Plant RTE-clade LINEs end in (GTT)n, and the first nucleotide of their TSD is often T. Au-like SINEs, which share a specific nucleotide sequence of the 3′-terminal region with plant RTE-clade LINEs, end in a stretch of Ts and the first nucleotide of the TSD is definitively T. Animal RTE-clade LINEs often end in a microsatellite-like sequence with a repeated A such as (CAA)n and the first nucleotide of their TSD is frequently A. Animal SINEs, which share a specific nucleotide sequence of the 3′-terminal region with animal RTE-clade LINEs, were two types: one that ends in (CAA)n and has A as the first nucleotide of its TSD, and the other that ends in T-rich repeats and has T as the first nucleotide of its TSD. Interestingly, these two types of SINEs coexist in the elephant genome (table 2 and supplementary table S3, Supplementary Material online; Gilbert et al. 2008; Bao et al. 2015). These results demonstrate that microsatellite-like terminal sequences were critically involved in determining the insertion sites of RTE-related retroposons (see Discussion).

Discussion

Genomic Integration Machinery of RTE-Related Retroposons

In this study, we found a remarkable consistency of the TSDs for plant Au-like SINEs to start with a T approximately ten nucleotides downstream of a stretch of Ts.
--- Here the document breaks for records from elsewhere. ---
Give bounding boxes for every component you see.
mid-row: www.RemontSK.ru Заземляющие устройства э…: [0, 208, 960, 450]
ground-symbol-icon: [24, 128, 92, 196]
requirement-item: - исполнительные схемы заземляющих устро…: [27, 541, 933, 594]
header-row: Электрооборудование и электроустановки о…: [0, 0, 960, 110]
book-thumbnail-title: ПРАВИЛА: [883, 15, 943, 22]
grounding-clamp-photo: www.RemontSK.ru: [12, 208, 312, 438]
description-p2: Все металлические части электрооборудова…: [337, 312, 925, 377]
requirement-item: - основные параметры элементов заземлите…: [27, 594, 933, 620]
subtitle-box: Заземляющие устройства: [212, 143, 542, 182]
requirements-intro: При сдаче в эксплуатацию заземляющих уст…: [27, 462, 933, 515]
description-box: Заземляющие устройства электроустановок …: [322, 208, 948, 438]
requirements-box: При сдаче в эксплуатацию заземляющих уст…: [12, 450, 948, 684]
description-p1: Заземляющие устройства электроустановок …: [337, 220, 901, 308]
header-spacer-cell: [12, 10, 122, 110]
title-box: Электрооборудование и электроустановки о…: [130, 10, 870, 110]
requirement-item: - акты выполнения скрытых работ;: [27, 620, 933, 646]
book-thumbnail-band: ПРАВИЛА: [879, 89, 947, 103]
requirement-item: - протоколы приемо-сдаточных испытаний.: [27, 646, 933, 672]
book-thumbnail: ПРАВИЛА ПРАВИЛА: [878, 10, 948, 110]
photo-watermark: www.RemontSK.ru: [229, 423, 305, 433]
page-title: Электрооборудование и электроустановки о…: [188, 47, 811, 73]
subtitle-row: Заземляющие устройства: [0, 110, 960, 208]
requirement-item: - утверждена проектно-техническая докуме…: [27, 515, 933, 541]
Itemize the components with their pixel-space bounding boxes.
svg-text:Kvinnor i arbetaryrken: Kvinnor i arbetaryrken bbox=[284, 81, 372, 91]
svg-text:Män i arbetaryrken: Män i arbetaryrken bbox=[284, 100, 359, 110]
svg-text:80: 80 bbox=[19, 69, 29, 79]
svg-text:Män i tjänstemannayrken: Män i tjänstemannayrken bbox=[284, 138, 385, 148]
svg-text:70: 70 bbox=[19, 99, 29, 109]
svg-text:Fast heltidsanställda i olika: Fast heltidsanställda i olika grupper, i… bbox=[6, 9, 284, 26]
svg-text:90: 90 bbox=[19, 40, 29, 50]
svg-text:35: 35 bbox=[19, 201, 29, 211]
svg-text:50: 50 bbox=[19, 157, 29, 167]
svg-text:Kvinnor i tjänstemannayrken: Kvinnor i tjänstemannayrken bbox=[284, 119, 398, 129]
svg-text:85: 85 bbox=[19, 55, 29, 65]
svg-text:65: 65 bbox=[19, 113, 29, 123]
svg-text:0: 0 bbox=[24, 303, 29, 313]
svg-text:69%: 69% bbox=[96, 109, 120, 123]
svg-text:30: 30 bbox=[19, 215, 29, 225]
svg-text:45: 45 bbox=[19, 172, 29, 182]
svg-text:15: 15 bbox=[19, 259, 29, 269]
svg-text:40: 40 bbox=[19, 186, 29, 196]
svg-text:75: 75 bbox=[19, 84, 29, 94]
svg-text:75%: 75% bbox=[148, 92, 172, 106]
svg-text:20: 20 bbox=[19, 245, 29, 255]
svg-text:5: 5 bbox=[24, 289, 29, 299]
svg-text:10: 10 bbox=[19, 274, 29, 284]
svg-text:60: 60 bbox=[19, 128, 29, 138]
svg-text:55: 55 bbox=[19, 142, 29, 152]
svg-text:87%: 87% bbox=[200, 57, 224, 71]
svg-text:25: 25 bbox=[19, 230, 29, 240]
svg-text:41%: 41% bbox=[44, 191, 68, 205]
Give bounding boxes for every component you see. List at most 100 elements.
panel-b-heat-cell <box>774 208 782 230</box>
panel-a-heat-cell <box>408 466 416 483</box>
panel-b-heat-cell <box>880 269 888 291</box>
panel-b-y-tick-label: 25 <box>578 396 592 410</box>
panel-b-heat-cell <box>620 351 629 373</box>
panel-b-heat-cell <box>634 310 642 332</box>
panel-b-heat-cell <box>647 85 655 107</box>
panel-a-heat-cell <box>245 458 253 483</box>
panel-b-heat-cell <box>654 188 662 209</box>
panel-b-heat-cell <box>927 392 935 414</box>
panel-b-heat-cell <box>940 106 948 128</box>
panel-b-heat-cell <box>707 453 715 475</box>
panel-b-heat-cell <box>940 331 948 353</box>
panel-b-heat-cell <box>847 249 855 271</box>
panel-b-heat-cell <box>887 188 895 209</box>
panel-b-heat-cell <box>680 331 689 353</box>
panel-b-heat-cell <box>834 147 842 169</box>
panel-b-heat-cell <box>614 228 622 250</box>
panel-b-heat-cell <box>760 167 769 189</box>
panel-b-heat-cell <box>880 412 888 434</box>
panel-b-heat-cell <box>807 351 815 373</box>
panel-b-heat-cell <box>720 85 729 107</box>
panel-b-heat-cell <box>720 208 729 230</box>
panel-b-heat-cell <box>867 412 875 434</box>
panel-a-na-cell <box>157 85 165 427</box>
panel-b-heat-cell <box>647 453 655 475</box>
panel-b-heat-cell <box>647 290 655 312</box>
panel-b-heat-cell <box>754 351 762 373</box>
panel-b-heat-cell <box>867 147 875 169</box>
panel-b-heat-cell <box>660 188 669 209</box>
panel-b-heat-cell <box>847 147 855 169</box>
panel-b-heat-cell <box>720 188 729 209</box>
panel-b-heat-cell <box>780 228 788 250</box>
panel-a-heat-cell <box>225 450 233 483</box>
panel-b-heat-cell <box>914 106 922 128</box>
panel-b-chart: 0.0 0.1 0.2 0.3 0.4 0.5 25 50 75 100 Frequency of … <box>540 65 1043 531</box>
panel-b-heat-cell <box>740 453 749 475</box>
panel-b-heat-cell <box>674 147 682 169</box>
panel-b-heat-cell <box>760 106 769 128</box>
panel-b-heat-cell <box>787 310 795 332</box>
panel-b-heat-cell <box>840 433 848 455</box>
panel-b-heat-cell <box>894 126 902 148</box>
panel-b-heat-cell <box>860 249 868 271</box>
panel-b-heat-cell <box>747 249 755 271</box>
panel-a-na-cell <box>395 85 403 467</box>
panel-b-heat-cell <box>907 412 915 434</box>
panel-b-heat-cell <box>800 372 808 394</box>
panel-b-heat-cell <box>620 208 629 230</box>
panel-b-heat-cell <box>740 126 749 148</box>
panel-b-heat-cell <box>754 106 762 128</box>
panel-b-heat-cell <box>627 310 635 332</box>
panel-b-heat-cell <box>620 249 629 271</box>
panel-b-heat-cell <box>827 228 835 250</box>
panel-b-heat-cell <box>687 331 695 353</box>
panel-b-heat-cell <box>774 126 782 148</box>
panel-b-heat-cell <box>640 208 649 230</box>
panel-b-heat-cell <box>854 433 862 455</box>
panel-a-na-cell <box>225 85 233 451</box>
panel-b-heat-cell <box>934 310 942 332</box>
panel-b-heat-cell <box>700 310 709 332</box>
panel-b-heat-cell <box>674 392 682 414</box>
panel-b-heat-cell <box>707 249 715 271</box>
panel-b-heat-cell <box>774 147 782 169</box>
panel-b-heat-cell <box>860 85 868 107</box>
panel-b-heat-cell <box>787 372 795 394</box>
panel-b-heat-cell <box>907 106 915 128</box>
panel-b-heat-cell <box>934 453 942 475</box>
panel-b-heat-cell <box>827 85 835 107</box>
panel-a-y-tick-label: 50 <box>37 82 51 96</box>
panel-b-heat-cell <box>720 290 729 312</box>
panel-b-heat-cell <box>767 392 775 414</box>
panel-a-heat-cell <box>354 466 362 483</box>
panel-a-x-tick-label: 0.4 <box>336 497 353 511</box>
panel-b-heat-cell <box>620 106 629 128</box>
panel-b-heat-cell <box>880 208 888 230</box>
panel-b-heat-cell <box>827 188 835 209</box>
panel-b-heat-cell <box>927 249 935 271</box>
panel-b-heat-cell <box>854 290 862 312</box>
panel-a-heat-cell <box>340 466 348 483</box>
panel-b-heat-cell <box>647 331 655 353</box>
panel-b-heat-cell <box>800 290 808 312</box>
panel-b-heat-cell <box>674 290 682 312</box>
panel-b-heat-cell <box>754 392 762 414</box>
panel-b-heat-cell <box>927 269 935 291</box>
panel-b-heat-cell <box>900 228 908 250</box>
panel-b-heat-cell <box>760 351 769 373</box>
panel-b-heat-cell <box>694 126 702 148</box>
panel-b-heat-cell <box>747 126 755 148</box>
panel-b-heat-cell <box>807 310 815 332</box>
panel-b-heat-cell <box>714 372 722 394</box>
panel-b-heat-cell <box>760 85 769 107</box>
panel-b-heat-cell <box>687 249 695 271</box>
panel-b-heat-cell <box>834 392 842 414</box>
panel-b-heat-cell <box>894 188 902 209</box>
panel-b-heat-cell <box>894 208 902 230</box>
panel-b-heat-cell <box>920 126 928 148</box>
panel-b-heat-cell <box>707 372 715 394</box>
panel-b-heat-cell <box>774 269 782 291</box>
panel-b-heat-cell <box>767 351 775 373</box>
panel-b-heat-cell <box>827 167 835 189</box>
The same TSD pattern was also found in RTE-clade LINEs, which share 3′-end sequences with Au-like SINEs, in the genome of leguminous plants. Further, animal SINEs from lizard and mammals with the RTE-related 3′-tail have the same TSD pattern, which was originally discovered in plants. Such a split signature for insertion has never been previously reported for L1-clade LINEs. Moreover, a significant correlation was observed between the first nucleotide of TSDs and the microsatellite-like sequence at the 3′-ends of SINEs and LINEs.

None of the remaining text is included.